Vazquez stated, "Education is something I want to do because it's my experience. I also needed someone who was like me. Someone who would make me proud of my roots and tell me it was OK."
Experts say that many districts have seen an increase in parents and students who speak languages other then English, and not just in urban areas. Dominic J. Ledesma is an educational justice researcher. He said that many districts do what the law requires, but don't consider making schools more welcoming for immigrants.
"Legal compliance is just as important as civil rights compliance. These issues are systemic and pervasive, and not just in Philadelphia. It's everywhere," Ledesma said. "In an equitable system, administrators are responsible to all parents."
Many parents felt that they needed to do more than English-speaking parents in order to get involved due to the language barrier.
Lucia Altamirano recalled having to find an English speaker to accompany her to school when her oldest son was bullied.
"They called me from school but asked for someone who could speak English to help me. So, I found someone and we went. She told me Alexis had fallen down stairs," Altamirano explained in Spanish. "They didn’t tell me that he was thrown down the stairs but that he had fallen down them stairs.
Altamirano stated that her 8-year-old son tried to report bullying but the teacher said she couldn't handle all the students.

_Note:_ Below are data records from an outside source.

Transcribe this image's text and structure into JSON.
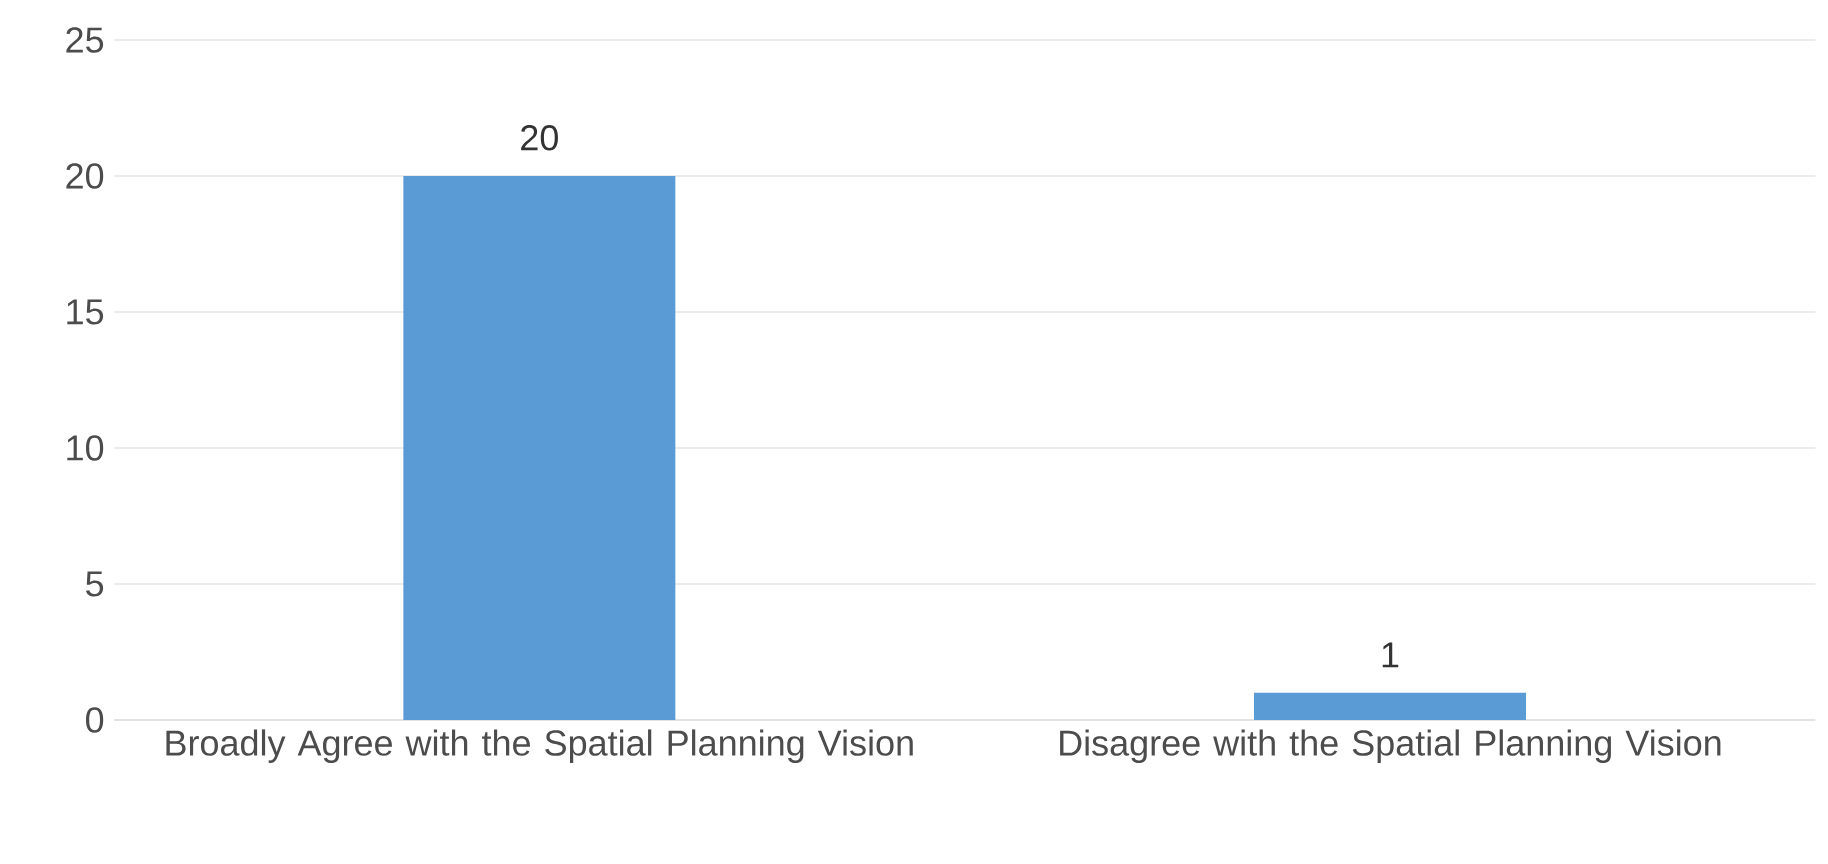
{
  "chart_data": {
    "type": "bar",
    "categories": [
      "Broadly Agree with the Spatial Planning Vision",
      "Disagree with the Spatial Planning Vision"
    ],
    "values": [
      20,
      1
    ],
    "color": "#5b9bd5",
    "ylim": [
      0,
      25
    ],
    "yticks": [
      0,
      5,
      10,
      15,
      20,
      25
    ],
    "grid": "y",
    "data_labels": true
  }
}
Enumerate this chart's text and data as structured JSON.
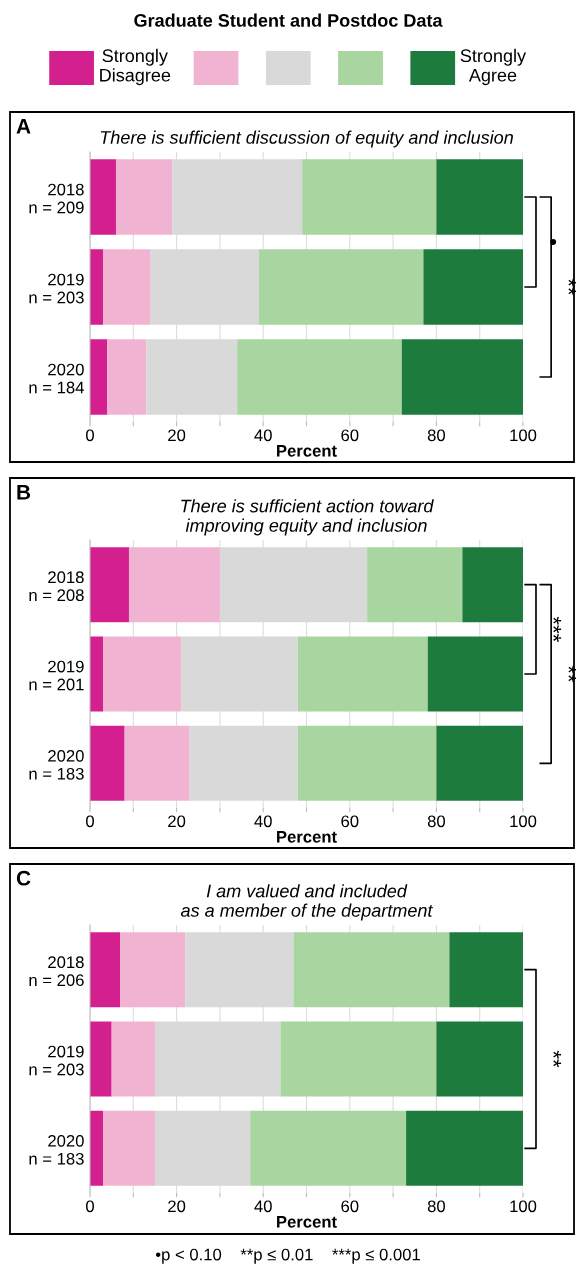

The bullying stopped after she transferred her son to another school. Altamirano stated that language problems continued as there was no interpreter, and that the school used an eighth-grade girl to translate.
She stated that her younger children spoke fluent English and had an easier time. She also mentioned that the district made many improvements to make things easier, such as assigning a Spanish-speaking BCA to the school and sending home Spanish-language report cards.
Monley and other staff from the district said that they could not comment on individual allegations because many parents hadn't filed formal complaints through their office.
Many parents claimed that the school officials who complained to them didn't inform them of an official process.
Gym is holding meetings with other councilmembers in the community to ask parents what they want to see change as the district searches out a new superintendent. She called for a thorough review of compliance by the district with civil rights language requirements and, if necessary, additional litigation to force it into compliance.
She stated that she doesn't believe anyone is capable of being at the forefront if they meet the minimum standards. "And I don’t believe the school district is meeting this bare minimum for parents."